The old man looked at him sideways.

"Good. At least you have enough judgment not to tell me everything on the first day."

Then he entered the hall without permission and inspected the inside. He touched a broken shelf. Knocked on a cracked beam with his knuckles. Examined the raised platform at the back. Then he stepped outside again and stopped in front of the entrance.

"This is bad," he said.

"I noticed."

"No, boy. I mean truly bad. The base structure exists, but qi circulation is uneven. There are remnants of an old peripheral formation buried and inactive. The water is poorly channeled. The main entrance bleeds energy. And if it rains hard, half of the western wall will collapse."

Lin Yuan kept silent.

The old man looked at him.

"And you chose it anyway?"

"The system recommended it."

"Then your system has ruthless taste."

"I already knew that."

The old man gave a small humorless laugh.

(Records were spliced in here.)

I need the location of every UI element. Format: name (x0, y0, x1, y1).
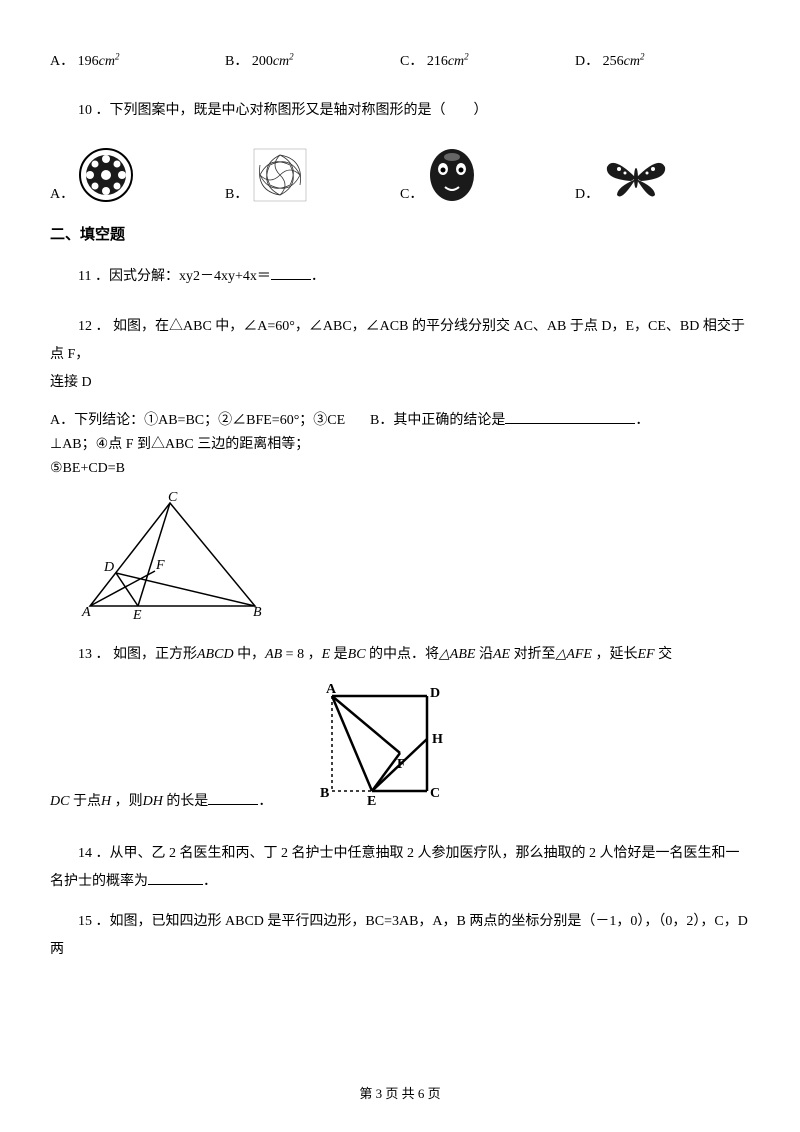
opt-label: D． (575, 54, 599, 69)
q-num: 14 ． (78, 846, 110, 861)
opt-label: C． (400, 183, 423, 203)
svg-text:A: A (81, 605, 91, 620)
svg-text:C: C (430, 786, 440, 801)
q13-figure: A D B C E F H (302, 681, 452, 816)
q13-line1: 13 ． 如图，正方形ABCD 中，AB = 8 ，E 是BC 的中点．将△AB… (50, 641, 750, 669)
svg-text:H: H (432, 732, 443, 747)
q12-options: A．下列结论：①AB=BC；②∠BFE=60°；③CE ⊥AB；④点 F 到△A… (50, 409, 750, 480)
q10-opt-c: C． (400, 147, 575, 203)
q15: 15 ．如图，已知四边形 ABCD 是平行四边形，BC=3AB，A，B 两点的坐… (50, 908, 750, 964)
opt-value: 200 (252, 54, 273, 69)
opt-label: C． (400, 54, 423, 69)
q10-image-options: A． B． C． (50, 147, 750, 203)
opt-label: A． (50, 54, 74, 69)
section-2-heading: 二、填空题 (50, 223, 750, 244)
q12-col-a: A．下列结论：①AB=BC；②∠BFE=60°；③CE ⊥AB；④点 F 到△A… (50, 409, 350, 480)
q9-option-d: D． 256cm2 (575, 50, 750, 70)
opt-value: 196 (78, 54, 99, 69)
butterfly-icon (603, 153, 669, 203)
q10-opt-b: B． (225, 147, 400, 203)
q14: 14 ．从甲、乙 2 名医生和丙、丁 2 名护士中任意抽取 2 人参加医疗队，那… (50, 840, 750, 896)
blank (271, 266, 311, 280)
svg-text:C: C (168, 491, 178, 505)
svg-text:E: E (367, 794, 376, 809)
svg-text:D: D (430, 686, 440, 701)
q-num: 13 ． (78, 647, 110, 662)
q-num: 12 ． (78, 319, 110, 334)
q-num: 11 ． (78, 269, 109, 284)
blank (505, 410, 635, 424)
svg-text:B: B (253, 605, 262, 620)
q10-opt-d: D． (575, 153, 750, 203)
opt-label: A． (50, 183, 74, 203)
q12-col-b: B．其中正确的结论是． (350, 409, 750, 433)
opt-label: B． (225, 183, 248, 203)
q9-option-c: C． 216cm2 (400, 50, 575, 70)
unit: cm2 (273, 54, 294, 69)
opt-label: B． (225, 54, 248, 69)
page-footer: 第 3 页 共 6 页 (0, 1083, 800, 1102)
svg-text:B: B (320, 786, 329, 801)
q9-option-a: A． 196cm2 (50, 50, 225, 70)
svg-text:A: A (326, 682, 337, 697)
q9-options-row: A． 196cm2 B． 200cm2 C． 216cm2 D． 256cm2 (50, 50, 750, 70)
opt-value: 256 (603, 54, 624, 69)
q13-line2: DC 于点H ，则DH 的长是． A D B C E F (50, 681, 750, 816)
blank (208, 791, 258, 805)
mask-icon (427, 147, 477, 203)
unit: cm2 (99, 54, 120, 69)
svg-text:D: D (103, 560, 114, 575)
q-num: 10 ． (78, 103, 110, 118)
triangle-diagram: A B C D E F (70, 491, 270, 621)
square-fold-diagram: A D B C E F H (302, 681, 452, 816)
unit: cm2 (624, 54, 645, 69)
q12-figure: A B C D E F (70, 491, 750, 621)
blank (148, 871, 203, 885)
svg-text:F: F (397, 757, 406, 772)
svg-text:F: F (155, 558, 165, 573)
spiral-icon (252, 147, 308, 203)
q-num: 15 ． (78, 914, 110, 929)
q11: 11 ．因式分解：xy2－4xy+4x＝． (50, 264, 750, 289)
unit: cm2 (448, 54, 469, 69)
opt-value: 216 (427, 54, 448, 69)
q10-text: 10 ．下列图案中，既是中心对称图形又是轴对称图形的是（ ） (50, 98, 750, 123)
q12-text: 12 ． 如图，在△ABC 中，∠A=60°，∠ABC，∠ACB 的平分线分别交… (50, 313, 750, 397)
opt-label: D． (575, 183, 599, 203)
q9-option-b: B． 200cm2 (225, 50, 400, 70)
mandala-icon (78, 147, 134, 203)
svg-text:E: E (132, 608, 142, 621)
q10-opt-a: A． (50, 147, 225, 203)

"Good. Because serious things are rarely built on comfort. They are built on what others discard and fail to understand."

The phrase hit Lin Yuan strangely hard.

For a moment, he saw the man not as a drunk, but as someone who had known something much greater and had fallen very far from it.

"I never asked your name," Lin Yuan said.

The old man turned his gaze to the horizon.

"Gu Tian."

The interface flashed at once.

Useful presence confirmed:

— Gu Tian

— Potential value: very high

— Current status: degraded / low trust

Lin Yuan read the notification and looked back up.

"So, Elder Gu Tian… will you stay?"

The old man snorted.

"Don't call me elder as if I've already accepted you."

"Does that mean no?"

Gu Tian looked again at the ruins, the buried formation, and the half-broken hall.

Then at Lin Yuan.

"It means I'll stay for a while," he said at last. "Only to see how long this idea of yours takes to collapse."

Lin Yuan nodded.

He did not smile too much.

He did not celebrate.

But something inside his chest settled a little more firmly.

The Primordial Firmament Sect was still a miserable ruin on a forgotten mountain.

Now, however, it had something it had not possessed the day before.

An old man who could listen to stone as if the past still beat inside it.

And for a sect born from nothing, that was already a true beginning.